Backend API

Post-Mortem - Back-end incident 21st of June 2022

Løst
Vurdert

Situation:
On June 21st 08:58 CEST all nodes (servers) of the Zivver Back-end went down.
This was caused by the restarting of one faulty node (one server), on restart of this node an error from another node caused all nodes to go down together.
On June 21st 08:27 CEST, CloudFlare had an issue because of which many websites were completely unavailable for a while. The chance of these two big issues happening so close to each other is close to nil, which caused this outage to throw off our engineers for a short period of time. Although these issues looked related they weren’t. It was just a coincidence.

Impact:
All Zivver services were unavailable for 32 minutes. This led to users being unable to send any Zivver messages in that time frame.

Solution:
Zivver disabled the second faulty node after which all other nodes recovered immediately.

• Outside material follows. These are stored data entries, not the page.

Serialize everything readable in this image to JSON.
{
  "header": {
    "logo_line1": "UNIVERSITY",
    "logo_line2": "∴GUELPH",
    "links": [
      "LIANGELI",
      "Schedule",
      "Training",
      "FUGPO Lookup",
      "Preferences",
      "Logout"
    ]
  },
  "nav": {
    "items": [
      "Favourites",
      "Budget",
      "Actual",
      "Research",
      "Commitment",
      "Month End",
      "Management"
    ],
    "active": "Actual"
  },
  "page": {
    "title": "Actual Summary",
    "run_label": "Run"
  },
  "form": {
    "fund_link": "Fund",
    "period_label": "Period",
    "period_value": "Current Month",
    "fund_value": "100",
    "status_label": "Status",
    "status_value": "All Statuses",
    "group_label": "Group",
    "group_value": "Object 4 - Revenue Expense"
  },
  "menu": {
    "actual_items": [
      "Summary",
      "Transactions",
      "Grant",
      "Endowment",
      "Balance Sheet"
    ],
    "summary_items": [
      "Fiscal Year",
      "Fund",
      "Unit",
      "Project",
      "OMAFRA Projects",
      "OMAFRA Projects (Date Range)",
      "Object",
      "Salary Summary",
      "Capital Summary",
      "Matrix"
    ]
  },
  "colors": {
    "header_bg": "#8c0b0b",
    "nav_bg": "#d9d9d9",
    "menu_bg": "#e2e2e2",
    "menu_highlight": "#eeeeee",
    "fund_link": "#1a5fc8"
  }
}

After investigating the faulty node and it was deemed safe to restart it, all nodes were up and running again at 09:30 CEST.

Root-cause:

  1. At 01:58 CEST AWS reported an issue on their side with one of our nodes (server hosted by AWS).
  2. At 08:47 CEST it was observed that another node was behaving in an unexpected way with a lower CPU usage than normal.
  3. At 08:52 CEST an alert was received that notified us of slow response times of the back-end, this was linked to the fact that only 16 of the 18 nodes were functioning correctly.
  4. At 08:54 CEST it was decided by our engineers to restart the node with the low CPU usage to reduce the response times.
  5. At 08:58 CEST it was found that the restarting of the node caused all other nodes to go down.
    The latter was caused by the node that AWS reported to have issues. This node wasn’t connected anymore to the load balancer (used to divide all incoming traffic over the different nodes), but it was still connected to hazelcast (used to cache certain data). At the moment the node that was restarted tried to connect to the load balancer, all nodes failed because they tried to update their Hazelcast cache but couldn’t connect to the node with the AWS issues.

Mitigating Actions
These actions will prevent this issue from happening again in the future:

  1. We are making Hazelcast a separate service. This makes sure that when there is an issue with a node and Hazelcast, one node can’t influence the other nodes.
  2. We have set up new alerts for both CPU thresholds and data transfer thresholds that could indicate a similar situation.
  3. We are increasing the number of nodes so that we have more fall-back possibilities in the future.